This work addresses the challenges of controlling tokamak plasma rotation profiles, which are characterized by high dimensionality, strong coupling among multiple actuators, and pronounced state dependence. The study presents the first integration of offline reinforcement learning with a probabilistic dynamics model trained exclusively on historical data from the DIII-D tokamak, eliminating the need for high-fidelity simulators. By leveraging the probabilistic model to generate synthetic trajectories for policy optimization, the proposed approach successfully learns a multi-input multi-output control strategy directly from archival operational data.

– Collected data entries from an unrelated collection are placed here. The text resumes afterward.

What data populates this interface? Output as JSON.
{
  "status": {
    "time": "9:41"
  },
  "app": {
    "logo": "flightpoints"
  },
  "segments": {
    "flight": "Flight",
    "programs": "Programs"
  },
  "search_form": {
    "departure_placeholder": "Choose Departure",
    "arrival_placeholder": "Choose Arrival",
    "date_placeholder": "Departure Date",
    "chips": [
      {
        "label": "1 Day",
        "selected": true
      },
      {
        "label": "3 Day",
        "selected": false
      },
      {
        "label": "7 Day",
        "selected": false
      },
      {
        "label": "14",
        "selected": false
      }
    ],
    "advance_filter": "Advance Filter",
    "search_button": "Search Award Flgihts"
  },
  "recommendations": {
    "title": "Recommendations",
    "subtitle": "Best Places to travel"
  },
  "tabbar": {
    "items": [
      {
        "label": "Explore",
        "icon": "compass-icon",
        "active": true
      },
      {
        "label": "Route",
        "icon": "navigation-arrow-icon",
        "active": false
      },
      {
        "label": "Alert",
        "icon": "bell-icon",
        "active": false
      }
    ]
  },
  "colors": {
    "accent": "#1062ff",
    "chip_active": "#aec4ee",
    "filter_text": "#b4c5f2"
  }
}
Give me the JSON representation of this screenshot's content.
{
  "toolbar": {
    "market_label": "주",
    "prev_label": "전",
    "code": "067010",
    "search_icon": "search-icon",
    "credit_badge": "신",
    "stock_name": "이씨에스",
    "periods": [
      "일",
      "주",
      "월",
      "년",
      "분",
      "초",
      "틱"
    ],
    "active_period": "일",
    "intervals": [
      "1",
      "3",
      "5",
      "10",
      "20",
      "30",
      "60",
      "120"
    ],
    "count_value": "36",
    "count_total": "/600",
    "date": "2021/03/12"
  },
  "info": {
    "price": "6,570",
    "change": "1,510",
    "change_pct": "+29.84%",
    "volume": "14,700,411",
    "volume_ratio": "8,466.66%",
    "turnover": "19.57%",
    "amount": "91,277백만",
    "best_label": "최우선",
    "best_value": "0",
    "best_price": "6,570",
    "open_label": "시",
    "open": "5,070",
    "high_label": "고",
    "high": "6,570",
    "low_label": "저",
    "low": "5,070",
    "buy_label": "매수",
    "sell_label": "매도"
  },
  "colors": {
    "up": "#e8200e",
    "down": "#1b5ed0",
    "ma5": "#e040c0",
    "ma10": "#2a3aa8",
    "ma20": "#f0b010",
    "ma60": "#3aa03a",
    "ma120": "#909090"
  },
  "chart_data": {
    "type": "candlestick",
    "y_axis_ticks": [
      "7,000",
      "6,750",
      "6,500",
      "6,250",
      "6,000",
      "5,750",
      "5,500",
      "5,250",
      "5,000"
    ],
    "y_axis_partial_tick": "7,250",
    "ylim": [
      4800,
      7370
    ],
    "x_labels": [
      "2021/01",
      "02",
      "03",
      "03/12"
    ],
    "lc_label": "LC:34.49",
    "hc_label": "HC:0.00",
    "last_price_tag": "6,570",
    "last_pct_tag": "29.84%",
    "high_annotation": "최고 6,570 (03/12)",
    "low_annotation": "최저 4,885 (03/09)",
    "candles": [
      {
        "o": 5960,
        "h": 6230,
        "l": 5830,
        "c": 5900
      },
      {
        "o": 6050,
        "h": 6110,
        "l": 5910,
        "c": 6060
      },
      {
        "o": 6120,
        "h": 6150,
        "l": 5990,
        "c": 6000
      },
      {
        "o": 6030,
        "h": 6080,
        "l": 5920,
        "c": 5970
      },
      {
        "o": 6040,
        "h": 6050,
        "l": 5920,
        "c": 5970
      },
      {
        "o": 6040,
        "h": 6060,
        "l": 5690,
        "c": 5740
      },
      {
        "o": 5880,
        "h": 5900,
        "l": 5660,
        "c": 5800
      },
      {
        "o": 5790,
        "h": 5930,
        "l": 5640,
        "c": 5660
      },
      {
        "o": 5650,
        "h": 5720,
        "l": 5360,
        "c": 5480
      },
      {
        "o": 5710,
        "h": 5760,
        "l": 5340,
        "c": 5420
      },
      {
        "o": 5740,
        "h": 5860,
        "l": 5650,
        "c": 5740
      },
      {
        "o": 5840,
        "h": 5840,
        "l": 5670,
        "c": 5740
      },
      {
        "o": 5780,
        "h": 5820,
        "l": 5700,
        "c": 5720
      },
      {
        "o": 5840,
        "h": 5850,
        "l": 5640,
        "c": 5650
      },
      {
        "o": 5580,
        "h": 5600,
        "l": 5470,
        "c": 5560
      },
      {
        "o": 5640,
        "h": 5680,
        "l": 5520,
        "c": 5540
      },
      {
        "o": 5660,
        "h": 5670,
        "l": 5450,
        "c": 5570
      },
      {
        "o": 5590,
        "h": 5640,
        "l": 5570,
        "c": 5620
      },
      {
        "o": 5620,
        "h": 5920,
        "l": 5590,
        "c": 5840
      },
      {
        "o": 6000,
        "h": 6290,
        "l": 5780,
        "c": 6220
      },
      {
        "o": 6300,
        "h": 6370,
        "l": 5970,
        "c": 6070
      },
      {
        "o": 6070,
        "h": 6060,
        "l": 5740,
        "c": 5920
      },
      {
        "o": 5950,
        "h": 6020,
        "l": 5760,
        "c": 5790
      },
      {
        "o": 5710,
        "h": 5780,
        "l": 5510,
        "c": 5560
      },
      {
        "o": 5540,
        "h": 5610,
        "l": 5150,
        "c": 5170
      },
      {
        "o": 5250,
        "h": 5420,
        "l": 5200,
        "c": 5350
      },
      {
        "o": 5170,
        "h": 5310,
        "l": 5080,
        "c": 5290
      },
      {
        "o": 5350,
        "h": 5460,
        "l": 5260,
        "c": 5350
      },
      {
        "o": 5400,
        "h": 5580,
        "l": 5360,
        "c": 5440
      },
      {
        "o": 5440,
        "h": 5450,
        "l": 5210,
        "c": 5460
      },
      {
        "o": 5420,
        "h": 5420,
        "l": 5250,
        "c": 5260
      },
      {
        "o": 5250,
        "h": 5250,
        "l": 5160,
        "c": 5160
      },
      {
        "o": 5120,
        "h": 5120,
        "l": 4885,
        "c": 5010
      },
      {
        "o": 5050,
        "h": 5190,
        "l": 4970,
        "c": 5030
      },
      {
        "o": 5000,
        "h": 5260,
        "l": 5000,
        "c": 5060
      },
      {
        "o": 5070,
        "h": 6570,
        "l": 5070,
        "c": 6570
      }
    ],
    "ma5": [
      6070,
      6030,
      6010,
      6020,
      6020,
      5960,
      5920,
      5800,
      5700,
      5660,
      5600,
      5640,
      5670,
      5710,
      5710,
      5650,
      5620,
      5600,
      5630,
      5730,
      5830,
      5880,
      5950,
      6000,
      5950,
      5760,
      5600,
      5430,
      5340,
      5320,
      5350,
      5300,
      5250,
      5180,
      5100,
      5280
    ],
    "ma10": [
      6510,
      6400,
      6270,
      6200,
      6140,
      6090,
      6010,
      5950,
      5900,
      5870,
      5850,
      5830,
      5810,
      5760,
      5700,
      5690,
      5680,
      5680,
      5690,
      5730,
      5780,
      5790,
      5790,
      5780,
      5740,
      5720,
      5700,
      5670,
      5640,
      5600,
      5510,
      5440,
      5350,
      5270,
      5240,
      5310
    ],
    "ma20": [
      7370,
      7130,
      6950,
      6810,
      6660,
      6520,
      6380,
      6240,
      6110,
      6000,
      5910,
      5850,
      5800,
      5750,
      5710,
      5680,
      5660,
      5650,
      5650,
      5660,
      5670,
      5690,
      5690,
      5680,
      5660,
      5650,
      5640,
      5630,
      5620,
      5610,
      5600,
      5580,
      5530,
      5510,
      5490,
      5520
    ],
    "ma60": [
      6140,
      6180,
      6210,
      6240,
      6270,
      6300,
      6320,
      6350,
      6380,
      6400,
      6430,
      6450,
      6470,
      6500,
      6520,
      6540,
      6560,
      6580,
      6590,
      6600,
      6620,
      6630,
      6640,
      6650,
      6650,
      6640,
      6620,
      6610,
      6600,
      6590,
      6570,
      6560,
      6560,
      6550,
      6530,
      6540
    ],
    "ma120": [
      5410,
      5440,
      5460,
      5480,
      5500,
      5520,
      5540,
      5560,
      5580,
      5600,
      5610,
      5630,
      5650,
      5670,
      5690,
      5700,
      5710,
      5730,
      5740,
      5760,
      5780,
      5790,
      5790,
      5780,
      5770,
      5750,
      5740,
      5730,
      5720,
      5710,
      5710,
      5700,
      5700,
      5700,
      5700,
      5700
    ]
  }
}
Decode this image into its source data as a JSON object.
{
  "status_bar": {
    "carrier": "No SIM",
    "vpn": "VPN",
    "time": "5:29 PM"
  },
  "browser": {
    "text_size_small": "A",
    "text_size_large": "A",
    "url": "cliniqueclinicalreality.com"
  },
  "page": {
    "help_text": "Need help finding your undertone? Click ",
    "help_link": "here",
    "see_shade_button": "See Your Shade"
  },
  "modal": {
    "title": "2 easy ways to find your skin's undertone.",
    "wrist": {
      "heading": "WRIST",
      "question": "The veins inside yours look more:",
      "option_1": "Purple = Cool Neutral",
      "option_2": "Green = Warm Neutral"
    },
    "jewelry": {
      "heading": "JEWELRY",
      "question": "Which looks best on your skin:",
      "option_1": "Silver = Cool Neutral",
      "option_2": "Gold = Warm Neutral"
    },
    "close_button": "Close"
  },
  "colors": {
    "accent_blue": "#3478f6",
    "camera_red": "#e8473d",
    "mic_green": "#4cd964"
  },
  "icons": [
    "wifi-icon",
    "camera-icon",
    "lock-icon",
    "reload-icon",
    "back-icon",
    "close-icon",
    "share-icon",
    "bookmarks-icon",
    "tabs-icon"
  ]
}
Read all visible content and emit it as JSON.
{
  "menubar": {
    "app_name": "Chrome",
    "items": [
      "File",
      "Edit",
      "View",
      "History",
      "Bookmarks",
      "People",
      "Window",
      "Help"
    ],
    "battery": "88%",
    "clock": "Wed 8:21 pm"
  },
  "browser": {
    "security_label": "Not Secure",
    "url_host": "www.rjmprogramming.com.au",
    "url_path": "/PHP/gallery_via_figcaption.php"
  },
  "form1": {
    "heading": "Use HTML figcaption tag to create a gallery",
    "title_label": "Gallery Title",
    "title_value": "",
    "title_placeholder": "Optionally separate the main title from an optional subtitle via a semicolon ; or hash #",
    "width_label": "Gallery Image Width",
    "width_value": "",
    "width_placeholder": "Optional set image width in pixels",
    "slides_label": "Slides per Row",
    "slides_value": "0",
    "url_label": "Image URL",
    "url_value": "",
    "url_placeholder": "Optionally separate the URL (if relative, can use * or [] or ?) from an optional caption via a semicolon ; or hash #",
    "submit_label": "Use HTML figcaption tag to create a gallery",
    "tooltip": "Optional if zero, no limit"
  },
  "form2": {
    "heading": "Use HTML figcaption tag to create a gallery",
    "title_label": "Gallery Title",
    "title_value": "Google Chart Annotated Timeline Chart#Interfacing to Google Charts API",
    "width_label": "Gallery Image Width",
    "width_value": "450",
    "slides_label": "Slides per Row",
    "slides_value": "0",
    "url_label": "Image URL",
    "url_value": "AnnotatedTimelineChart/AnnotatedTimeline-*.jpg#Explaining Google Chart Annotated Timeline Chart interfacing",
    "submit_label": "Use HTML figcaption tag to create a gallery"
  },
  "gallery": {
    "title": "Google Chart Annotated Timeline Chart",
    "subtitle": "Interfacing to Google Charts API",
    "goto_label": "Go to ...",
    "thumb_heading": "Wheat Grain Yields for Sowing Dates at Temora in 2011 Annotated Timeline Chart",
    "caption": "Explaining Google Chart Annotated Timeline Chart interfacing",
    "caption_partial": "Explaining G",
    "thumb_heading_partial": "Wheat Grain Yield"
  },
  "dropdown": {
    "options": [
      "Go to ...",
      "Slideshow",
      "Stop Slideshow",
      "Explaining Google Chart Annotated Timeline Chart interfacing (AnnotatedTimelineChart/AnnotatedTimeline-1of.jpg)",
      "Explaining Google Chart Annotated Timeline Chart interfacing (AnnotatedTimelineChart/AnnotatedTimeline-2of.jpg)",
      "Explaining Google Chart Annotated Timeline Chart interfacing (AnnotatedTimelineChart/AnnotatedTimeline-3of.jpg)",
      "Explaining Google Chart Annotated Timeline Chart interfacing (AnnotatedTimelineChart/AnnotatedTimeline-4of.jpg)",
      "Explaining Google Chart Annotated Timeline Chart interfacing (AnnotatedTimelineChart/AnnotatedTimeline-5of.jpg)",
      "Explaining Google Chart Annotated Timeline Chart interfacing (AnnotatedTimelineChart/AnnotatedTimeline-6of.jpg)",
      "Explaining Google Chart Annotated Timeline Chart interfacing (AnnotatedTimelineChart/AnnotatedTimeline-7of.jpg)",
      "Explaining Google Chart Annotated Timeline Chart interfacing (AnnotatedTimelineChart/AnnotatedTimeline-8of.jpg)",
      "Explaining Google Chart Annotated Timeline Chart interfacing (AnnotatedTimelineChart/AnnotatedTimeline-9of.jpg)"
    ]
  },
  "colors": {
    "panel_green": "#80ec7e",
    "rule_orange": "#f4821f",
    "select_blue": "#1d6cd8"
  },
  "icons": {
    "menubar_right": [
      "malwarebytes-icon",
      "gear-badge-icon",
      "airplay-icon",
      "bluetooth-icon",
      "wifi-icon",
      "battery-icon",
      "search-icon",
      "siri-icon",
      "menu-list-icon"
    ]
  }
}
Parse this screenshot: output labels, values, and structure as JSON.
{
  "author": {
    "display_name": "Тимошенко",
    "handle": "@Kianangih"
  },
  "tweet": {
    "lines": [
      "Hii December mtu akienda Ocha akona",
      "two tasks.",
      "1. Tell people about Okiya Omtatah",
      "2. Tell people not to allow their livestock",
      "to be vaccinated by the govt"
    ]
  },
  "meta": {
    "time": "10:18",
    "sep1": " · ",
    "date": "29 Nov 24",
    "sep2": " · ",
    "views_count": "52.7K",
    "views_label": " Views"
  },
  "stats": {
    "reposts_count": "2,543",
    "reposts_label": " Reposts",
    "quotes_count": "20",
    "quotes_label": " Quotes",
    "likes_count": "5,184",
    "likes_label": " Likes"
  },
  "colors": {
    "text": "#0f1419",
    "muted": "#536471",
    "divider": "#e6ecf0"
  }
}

Experimental validation on the actual tokamak demonstrates effective regulation of the rotation profile, establishing the feasibility of controlling complex physical systems using only limited historical datasets.

Tokamaks remain leading candidates for achieving practical fusion energy, yet many important control problems inside these devices are still difficult or unsolved. One such challenge is controlling the plasma rotation profile, which strongly influences stability, confinement, and transport. While the average rotation can be controlled, controlling the full profile is challenging due to high dimensionality, response to multiple actuators and dependence on plasma condition. Learning-based control methods, such as reinforcement learning (RL), provide a potential solution to this challenging problem with ability to model complex interactions leading to effective multi-input multi-output control. However, learning such policies is challenging due to the lack of accurate simulators that can model the rotation profile dynamics. In this work, we investigate the use of offline RL and offline model-based RL algorithms for rotation profile control, training them solely on historical data from the DIII-D tokamak. Our final method uses probabilistic models of plasma dynamics to generate rollouts for RL training. We deploy this policy on the DIII-D Tokamak and observe promising real-world results. We conclude by highlighting key challenges and insights from training and deploying an RL policy on a complex physical device while using only limited past data.